Lutte contre l’islamisme : Macron va s’appuyer sur… le CFCM

Le président de la République compte bien faire du Conseil Français du culte musulman “un partenaire majeur” dans sa lutte contre le communautarisme et l’islam radical.

A côté de la plaque. Prévu pour la première quinzaine de février, le plan de lutte contre le communautarisme mené par Emmanuel Macron se fait attendre. Mais le président de la République pourrait avoir accéléré sur le sujet, comme le rapporte Le Figaro. En effet, il a notamment décidé de s’allier, pour ce combat, avec… le Conseil Français du culte musulman (CFCM), dont il souhaite faire « un partenaire majeur ». Problème, ce dernier traverse une profonde crise de crédibilité.

Impact moindre, déclarations controversées…

Le dernier exemple en date concerne l’affaire Mila. Alors que la jeune fille a été menacée de mort pour avoir critiqué l’islam, le délégué général de l’association Abdallah Zekri s’était fendu d’une déclaration scandaleuse sur Sud Radio. S’il a « condamné » les insultes et menaces qu’a reçu la lycéenne, il a aussi expliqué que « cette fille, elle sait ce qu’elle a dit, elle a pris ses responsabilités ». « Qu’elle critique les religions, je suis d’accord, mais d’une vulgarité pareille, d’insulter et tout ce qui s’en suit et bien maintenant elle assume les conséquences de ce qu’elle a dit », a-t-il poursuivi, avant d’ajouter : « Elle l’a cherché, elle assume ». De plus, comme le rappelle Le Figaro, le CFCM, créé en 2003 par Nicolas Sarkozy, est en réelle perte de vitesse.
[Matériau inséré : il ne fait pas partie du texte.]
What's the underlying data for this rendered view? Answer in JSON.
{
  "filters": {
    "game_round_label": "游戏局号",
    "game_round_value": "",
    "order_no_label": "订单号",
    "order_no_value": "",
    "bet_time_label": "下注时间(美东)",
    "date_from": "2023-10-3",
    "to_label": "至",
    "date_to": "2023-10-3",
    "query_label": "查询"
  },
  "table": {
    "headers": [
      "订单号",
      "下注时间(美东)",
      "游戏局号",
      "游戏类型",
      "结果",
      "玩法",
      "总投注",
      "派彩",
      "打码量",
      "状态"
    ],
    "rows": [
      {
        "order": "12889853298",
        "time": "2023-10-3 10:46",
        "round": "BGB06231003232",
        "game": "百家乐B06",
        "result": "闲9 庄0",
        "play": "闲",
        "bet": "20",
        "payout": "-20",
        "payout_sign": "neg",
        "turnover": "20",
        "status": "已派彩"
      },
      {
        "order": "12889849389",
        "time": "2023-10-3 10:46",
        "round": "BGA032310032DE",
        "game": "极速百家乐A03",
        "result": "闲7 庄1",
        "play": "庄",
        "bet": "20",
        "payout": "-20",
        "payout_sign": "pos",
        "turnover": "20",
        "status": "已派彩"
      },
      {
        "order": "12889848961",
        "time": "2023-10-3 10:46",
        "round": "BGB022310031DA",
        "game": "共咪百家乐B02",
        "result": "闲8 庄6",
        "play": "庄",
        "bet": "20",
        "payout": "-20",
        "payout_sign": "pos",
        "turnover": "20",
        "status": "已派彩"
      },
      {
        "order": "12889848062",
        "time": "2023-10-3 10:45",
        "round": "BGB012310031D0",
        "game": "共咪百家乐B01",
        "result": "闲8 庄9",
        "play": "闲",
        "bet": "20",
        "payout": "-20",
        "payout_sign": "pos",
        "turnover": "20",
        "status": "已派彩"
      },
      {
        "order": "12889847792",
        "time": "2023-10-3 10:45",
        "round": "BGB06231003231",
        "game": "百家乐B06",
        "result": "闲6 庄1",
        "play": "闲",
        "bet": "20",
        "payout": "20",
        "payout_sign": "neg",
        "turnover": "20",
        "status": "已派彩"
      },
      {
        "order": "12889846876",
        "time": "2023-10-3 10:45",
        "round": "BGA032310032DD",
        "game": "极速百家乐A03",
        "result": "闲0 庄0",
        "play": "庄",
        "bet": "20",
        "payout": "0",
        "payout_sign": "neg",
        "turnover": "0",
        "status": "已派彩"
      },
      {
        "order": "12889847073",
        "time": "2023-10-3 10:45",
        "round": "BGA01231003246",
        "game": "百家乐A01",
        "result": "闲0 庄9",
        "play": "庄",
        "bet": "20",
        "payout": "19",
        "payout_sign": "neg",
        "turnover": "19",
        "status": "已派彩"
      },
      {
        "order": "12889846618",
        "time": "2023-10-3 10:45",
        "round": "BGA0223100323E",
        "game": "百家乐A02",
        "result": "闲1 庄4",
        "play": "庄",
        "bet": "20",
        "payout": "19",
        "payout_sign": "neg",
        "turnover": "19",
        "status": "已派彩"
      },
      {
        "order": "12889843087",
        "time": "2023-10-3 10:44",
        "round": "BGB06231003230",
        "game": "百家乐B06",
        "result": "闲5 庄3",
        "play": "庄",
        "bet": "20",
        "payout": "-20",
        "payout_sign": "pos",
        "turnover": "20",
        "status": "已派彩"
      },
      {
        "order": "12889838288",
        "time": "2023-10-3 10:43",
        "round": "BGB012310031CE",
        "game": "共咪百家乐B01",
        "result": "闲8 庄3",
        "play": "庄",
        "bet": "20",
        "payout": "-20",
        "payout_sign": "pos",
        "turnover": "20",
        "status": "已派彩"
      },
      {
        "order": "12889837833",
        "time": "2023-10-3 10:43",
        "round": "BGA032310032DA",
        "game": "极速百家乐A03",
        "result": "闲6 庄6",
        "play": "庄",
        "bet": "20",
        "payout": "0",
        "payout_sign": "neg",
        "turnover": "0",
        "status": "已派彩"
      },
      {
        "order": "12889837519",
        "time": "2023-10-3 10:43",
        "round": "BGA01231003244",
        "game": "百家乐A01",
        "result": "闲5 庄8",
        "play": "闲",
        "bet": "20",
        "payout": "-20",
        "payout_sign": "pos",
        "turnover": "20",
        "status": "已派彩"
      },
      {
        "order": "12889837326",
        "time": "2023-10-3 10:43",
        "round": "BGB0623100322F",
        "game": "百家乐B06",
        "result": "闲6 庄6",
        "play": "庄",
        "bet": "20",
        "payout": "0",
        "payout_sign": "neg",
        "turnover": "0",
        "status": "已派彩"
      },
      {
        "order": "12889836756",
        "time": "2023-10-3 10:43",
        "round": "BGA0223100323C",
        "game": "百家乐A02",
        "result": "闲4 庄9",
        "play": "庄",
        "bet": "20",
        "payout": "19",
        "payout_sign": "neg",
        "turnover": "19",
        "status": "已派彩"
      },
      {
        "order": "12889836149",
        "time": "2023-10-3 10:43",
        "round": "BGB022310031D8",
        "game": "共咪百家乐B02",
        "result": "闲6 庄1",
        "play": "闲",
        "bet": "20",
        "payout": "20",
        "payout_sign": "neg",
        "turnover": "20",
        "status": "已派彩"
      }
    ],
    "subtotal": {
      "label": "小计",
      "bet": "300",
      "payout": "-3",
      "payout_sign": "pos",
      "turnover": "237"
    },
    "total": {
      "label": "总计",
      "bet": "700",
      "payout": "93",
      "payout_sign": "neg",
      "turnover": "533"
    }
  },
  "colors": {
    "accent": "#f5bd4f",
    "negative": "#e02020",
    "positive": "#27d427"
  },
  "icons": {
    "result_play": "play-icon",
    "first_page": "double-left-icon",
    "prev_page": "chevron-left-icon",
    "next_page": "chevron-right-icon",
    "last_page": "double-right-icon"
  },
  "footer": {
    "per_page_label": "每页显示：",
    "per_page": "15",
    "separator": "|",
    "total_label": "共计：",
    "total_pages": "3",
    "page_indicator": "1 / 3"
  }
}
En témoigne notamment la très faible participation des mosquées à l’élection du nouveau président, à la mi-janvier. L’association aura-t-elle donc un réel impact ?

Relier radicalisation, communautarisme et islam de France

Néanmoins, Emmanuel Macron semble avoir pris la mesure du problème. Alors qu’il tenait avant tout à éviter « l’amalgame » en faisant bien la différence entre la radicalisation, le communautarisme et l’islam de France, le chef d’Etat pourrait avoir revu sa copie. « Le président assume désormais de travailler en réarticulant la lutte contre la radicalisation, l’endiguement du communautarisme et la structuration de l’islam en France », confie l’un de ses interlocuteurs réguliers sur le sujet au Figaro. Si bien que les ministres de l’Intérieur, des Collectivités territoriales, de l’Education nationale, de la Santé ou encore des Sports, tous mobilisés sur le sujet, en arrivent enfin à la même conclusion : « il existe bel et bien des interdépendances et des passerelles » entre ces trois sujets. Néanmoins, le terme de « communautarisme »pourrait bien être banni des éléments de langage, comme le souligne le quotidien. En effet, le président lui préférerait celui de « séparatisme ».